O momento presente é o que há. É o que é. Identidade é o que temos hoje. A vida é o que de melhor temos para hoje. A etimologia de “hoje” não poderia ser mais óbvia. A palavra veio da expressão latina “hoc dies”, “este dia”. O hoje é o hoje, é este dia, sem dúvida. Não é ontem nem amanhã. É aqui e agora.

A história que contamos coloca a realidade diante de nós. Por mais estranha que pareça. Pode ser a Terra do Nunca ou o País das Maravilhas, o Purgatório de Dante ou a Nárnia de C. S. Lewis, Oz ou o Sítio do Picapau Amarelo, Lilliput ou Macondo: será sempre o lugar em que tudo pode acontecer.

A potencialidade do presente é a aula de hoje. A aula de hoje tem de ser a melhor aula possível. Mas tem de ser uma aula atual. Sem referência à realidade das ruas, o conhecimento fica espremido entre quatro paredes. A gramática, a matemática, a química, a geografia que não colocarem os pés no chão real ficarão falando sozinhas.

Volte ontem!

O dono de uma loja de antiguidades colocou na entrada o seguinte cartaz, escrevendo certo com letras tortas:

No futuro, chegaremos ao nosso ponto de partida. Reencontraremos o sentido da história. Nossos princípios e origens. O futuro da história não é o fim. É o reencontro com nossas esperanças e começos. Todo “era uma vez” será uma vez mais.
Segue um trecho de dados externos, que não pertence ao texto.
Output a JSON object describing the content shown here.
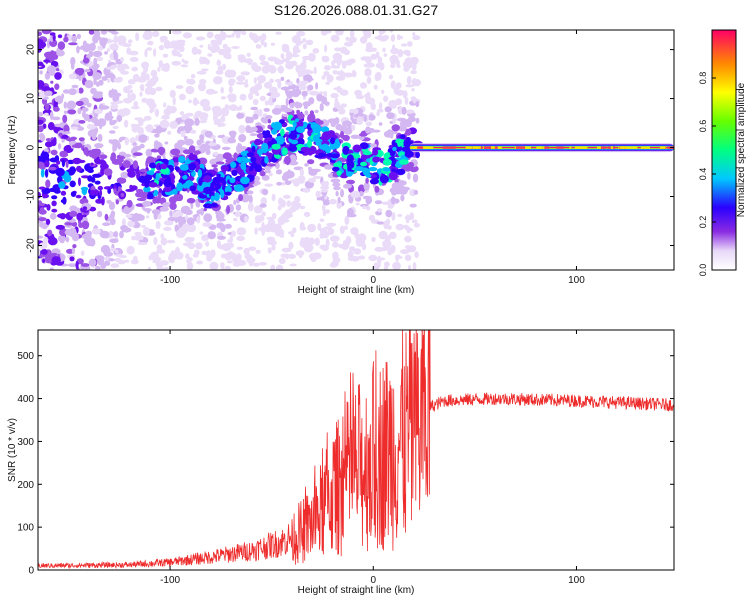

O final do ano letivo deveria ser marcado pelo reconhecimento de que no trajeto houve altos e baixos, vitórias e derrotas, desvios e recuperações, sustos e alegrias, mas que sempre no final o saldo é positivo: amadurecimento, ampliação da consciência, transformação do erro em aprendizado.
Somos seres “projetivos”, isto é, vivemos para conceber e realizar projetos. Todo começo de ano teria de ser um período de criação de projetos. Projetos de histórias a serem contadas no final. Cada aluno deveria criar seu projeto, estabelecer seus objetivos e lugares a alcançar.

A falta de projetos revela desprezo pelo futuro e, mais ainda, pelo passado. Deixar as coisas acontecerem de qualquer modo é um modo de não deixar coisa alguma acontecer. Projetos são imprescindíveis. A chance da nossa escola reside na crença de que a história de cada aluno merece ser contada e recontada. Isso não é romantismo pedagógico.

É vida real.

A história de cada um de nós, professores, segue o mesmo caminho. Precisamos encontrar o ontem à nossa frente. É um paradoxo que a etimologia nos ajudará a compreender.

A palavra “ontem” veio do latim “ad noctem”, que significa “a noite anterior”. Quando voltamos para casa, no fim do dia, reencontramos a noite. De novo. E tomamos consciência de como tudo começou. E a noite passada nos conta que vai começar um outro dia, um novo “era uma vez”.